There is no native criminal class except Congress — Mark Twain

Federal prosecutors and lawyers for lobbyist Jack Abramoff are putting the finishing touches on a plea deal that could be announced early next week, according to people familiar with the negotiations.

The plea agreement would secure the Republican lobbyist’s testimony against several members of Congress who received favors from him or his clients.

Abramoff’s cooperation would be a boon to an ongoing Justice Department investigation of congressional corruption, possibly helping prosecutors build criminal cases against up to 20 lawmakers of both parties and their staff members.

Being an incumbent just may not be a plus in 2006 elections.

Update [Tuesday, 3 January]: Abramoff entered a Guilty plea, this morning. I’ll add a follow-up, soon.

  1. Gwendle says:

    About time someone stepped up and nailed em. Now to nail them about the oil prices, tobacco, and every other thing that they are crooked about.

  2. Mike says:

    The government makes more from a gallon of gas than the oil companies do, yet it’s the oil company that is called greedy (even though they are the ones who did all the work to get it to you).

    Why don’t bitch about how much a cup of coffee at Starbucks costs? Harvesting coffee beans is so much more expensive than finding, drilling, pumping, and refining petrolium products.

  3. Greg says:

    Mike: Regardless of who makes more money on a gallon of gas (and I don’t have the requisite knowledge to know whether that’s true, but I’ll assume that it is) the oil companies control the prices, the government does not. If the government could lower prices significantly it would because high gas prices are politically damaging. I’m no Bush fan, but I don’t think it’s right when people try to pin it on him.

    As for the oil companies, they are enormously enormously profitable right now. People hurting at the pump look at that and see it as evidence of price gouging, and I don’t think that’s unfair. They’re certainly entitled to make money, but the degree at which they’re raking it in shows the prices to be unnecessarily high.

    People can live without Starbucks. That’s an expense they incur by choice. Gasoline is necessary for many people to be able to function.

  4. Mike says:

    The function of price in a market economy is to offset demand. The reason why price increases are a good thing is because they cause the demand for a scarce commodity to decrease. I guarantee the next time the government decides to muck around with price controls on gasoline, the demand will shoot through the roof and we’ll all be standing in line waiting for our turn at the pumps. Most economists will tell you this. I’d rather pay 3 bucks a gallon for gas, but know that there will at least be gas around to buy, than deal with the alternative.

    Most people aren’t going to control their consumption until it hits them in the wallet. The bottoming out of SUV sales over the past two years is proof of this.

  5. Greg says:

    However, if you have something that people require instead of merely want, and you don’t have significant price competition, price in a market economy can far outstrip what’s required to control demand.

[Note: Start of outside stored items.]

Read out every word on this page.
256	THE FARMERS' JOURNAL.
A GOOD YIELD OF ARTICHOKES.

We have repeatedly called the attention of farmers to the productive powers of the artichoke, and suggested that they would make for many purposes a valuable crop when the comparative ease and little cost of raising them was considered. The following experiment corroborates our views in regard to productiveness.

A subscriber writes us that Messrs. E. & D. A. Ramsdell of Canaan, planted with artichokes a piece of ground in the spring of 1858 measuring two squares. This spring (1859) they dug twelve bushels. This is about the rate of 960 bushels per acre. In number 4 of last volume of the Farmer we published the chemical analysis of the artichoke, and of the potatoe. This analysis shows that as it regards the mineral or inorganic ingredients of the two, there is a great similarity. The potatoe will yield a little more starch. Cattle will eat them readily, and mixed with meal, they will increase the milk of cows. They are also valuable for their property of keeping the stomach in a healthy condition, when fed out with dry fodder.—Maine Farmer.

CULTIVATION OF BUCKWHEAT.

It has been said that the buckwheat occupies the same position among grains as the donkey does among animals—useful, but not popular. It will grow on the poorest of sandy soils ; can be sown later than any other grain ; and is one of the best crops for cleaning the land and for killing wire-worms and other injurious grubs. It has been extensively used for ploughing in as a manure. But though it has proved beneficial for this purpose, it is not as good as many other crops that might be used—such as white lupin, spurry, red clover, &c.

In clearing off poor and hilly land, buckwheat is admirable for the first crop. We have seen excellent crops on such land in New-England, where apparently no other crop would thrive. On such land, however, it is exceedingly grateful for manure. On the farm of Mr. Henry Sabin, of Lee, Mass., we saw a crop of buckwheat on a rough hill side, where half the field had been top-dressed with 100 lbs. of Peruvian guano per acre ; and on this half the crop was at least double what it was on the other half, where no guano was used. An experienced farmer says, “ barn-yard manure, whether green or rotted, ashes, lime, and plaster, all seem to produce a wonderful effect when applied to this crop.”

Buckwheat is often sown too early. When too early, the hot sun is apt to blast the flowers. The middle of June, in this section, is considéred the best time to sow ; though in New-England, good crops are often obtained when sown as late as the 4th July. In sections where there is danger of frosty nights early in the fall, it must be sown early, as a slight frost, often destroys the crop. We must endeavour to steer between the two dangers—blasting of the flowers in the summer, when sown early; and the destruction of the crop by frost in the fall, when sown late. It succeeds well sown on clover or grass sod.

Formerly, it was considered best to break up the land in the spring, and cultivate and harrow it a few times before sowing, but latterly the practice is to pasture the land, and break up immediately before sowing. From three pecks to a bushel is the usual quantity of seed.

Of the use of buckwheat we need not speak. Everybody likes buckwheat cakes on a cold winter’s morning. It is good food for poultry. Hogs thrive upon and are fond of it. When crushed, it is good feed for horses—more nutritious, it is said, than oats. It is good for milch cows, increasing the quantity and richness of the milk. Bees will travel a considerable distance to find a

    An absolute purest-sense free market isn’t always self correcting, which is why we don’t have one. We muddy it a bit with anti-trust laws and other regulations because it’s in people’s best interests. Whether the government stepping in on this particular issue is a good idea I don’t know, but I don’t give the oil companies a free pass here which is why I’d be willing to consider it.

  6. AB CD says:

    This might actually snare Tom Delay.